I started with applying black acrylic paint through the stencils onto a mix of papers. The black and yellow scrap from cleaning the brayer was the perfect substrate for my huge background mountain, sun-kissed on its top:
And Jeanne Oliver's "Abstract Marks" stencil is the perfect mountain, isn't it?
Also perfect to build my sun, some foreground hills and the sunflower and wheat fields on the soft hills were these stencils:
Roxanne Evans Stout
as well as her
Symbols of Peru stencil
Writing Haiku means you leave as much as possible open for the reader to conclude or experience, but still pick a precise moment of an observation in nature and try to pin that gracefully, but still in a subtle style. The syllables in written Haiku should follow the scheme of 5-7-5 in three lines, but nowadays do not have to be followed absolutely precisely. But you should try to stick as close to that as possible to obtain the special Haiku melody.
Of course there are no syllables to count when it comes to a "Haiku painting" or collage, but I still made it my goal to use only a small number of different styles of shapes and colours and leave enough open space (=uncovered areas and negative space) so the main idea of the subject would strike immediately and without any additional adornment - just as a Haiku should do.
I only used black acrylic paint and beige (DecoArt's beige Chalky Gesso) to prepare all the collage pieces, varying the substrates I applied them onto. The village was done on some white thick wrapping paper, so the white from the houses would strike and contrast the grey and beige tones.
Especially the beige on the brown Kraft tissue looked amazing!
Stencilled goodness - a cause for joy already:
Ready to do some not too precise cutting-out! And then on to a first lay-out!

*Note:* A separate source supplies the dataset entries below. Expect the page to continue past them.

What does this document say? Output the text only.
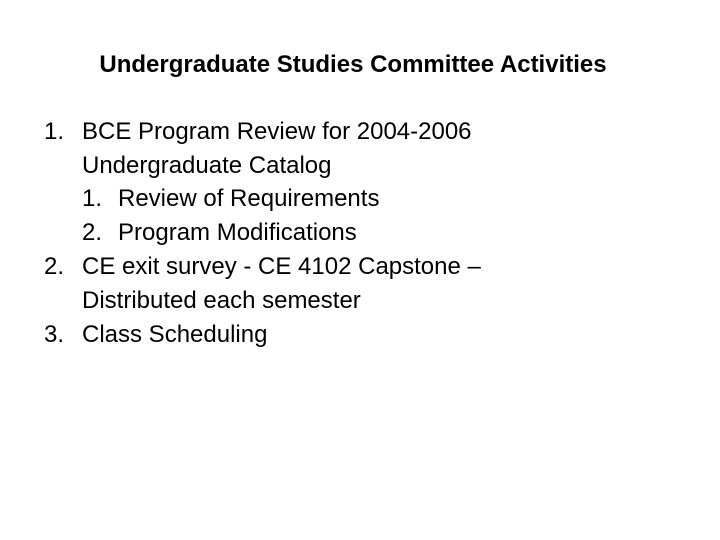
Undergraduate Studies Committee Activities
1. BCE Program Review for 2004-2006
Undergraduate Catalog
1. Review of Requirements
2. Program Modifications
2. CE exit survey - CE 4102 Capstone –
Distributed each semester
3. Class Scheduling
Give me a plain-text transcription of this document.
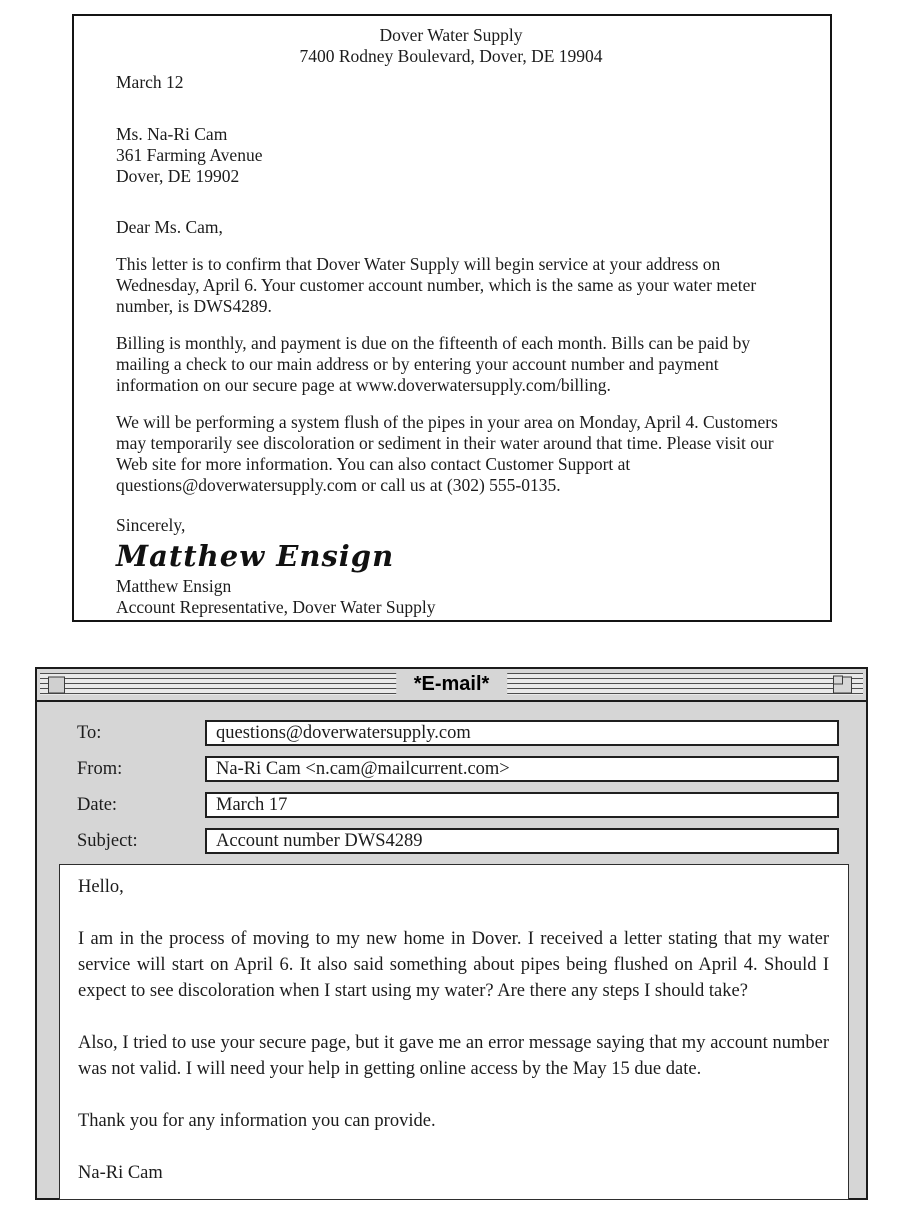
Dover Water Supply
7400 Rodney Boulevard, Dover, DE 19904
March 12
Ms. Na-Ri Cam
361 Farming Avenue
Dover, DE 19902
Dear Ms. Cam,

This letter is to confirm that Dover Water Supply will begin service at your address on Wednesday, April 6. Your customer account number, which is the same as your water meter number, is DWS4289.

Billing is monthly, and payment is due on the fifteenth of each month. Bills can be paid by mailing a check to our main address or by entering your account number and payment information on our secure page at www.doverwatersupply.com/billing.

We will be performing a system flush of the pipes in your area on Monday, April 4. Customers may temporarily see discoloration or sediment in their water around that time. Please visit our Web site for more information. You can also contact Customer Support at questions@doverwatersupply.com or call us at (302) 555-0135.

Sincerely,
Matthew Ensign
Matthew Ensign
Account Representative, Dover Water Supply
*E-mail*
To:	questions@doverwatersupply.com
From:	Na-Ri Cam <n.cam@mailcurrent.com>
Date:	March 17
Subject:	Account number DWS4289

Hello,

I am in the process of moving to my new home in Dover. I received a letter stating that my water service will start on April 6. It also said something about pipes being flushed on April 4. Should I expect to see discoloration when I start using my water? Are there any steps I should take?

Also, I tried to use your secure page, but it gave me an error message saying that my account number was not valid. I will need your help in getting online access by the May 15 due date.

Thank you for any information you can provide.

Na-Ri Cam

Parts of hills I cut off from one side were used on the other side of the design - here to be seen with the grey hill to the right. Nothing was wasted! ;)
The roughly cut out collage pieces got glued to the canvas using DecoArt Satin Decou-Page and a very soft wide flat brush (to not tear the tissue papers). The Sharpies worked really smoothly on top of that. The background was quickly done using black, beige and mixes of the two...
I later went in with white and yellow Sharpie pens and a black permanent marker to add some colour and detail here and there. Also some of the houses were painted beige to fuse the village visually with the rest of the design.
The finished piece has already found its place on our wall next to the fireplace and I really love it there.
The canvas is quite small. As is a Haiku - but both - if you succeed - are full of wonder.
Having said this: don't stop looking for little wonders - life is full of it!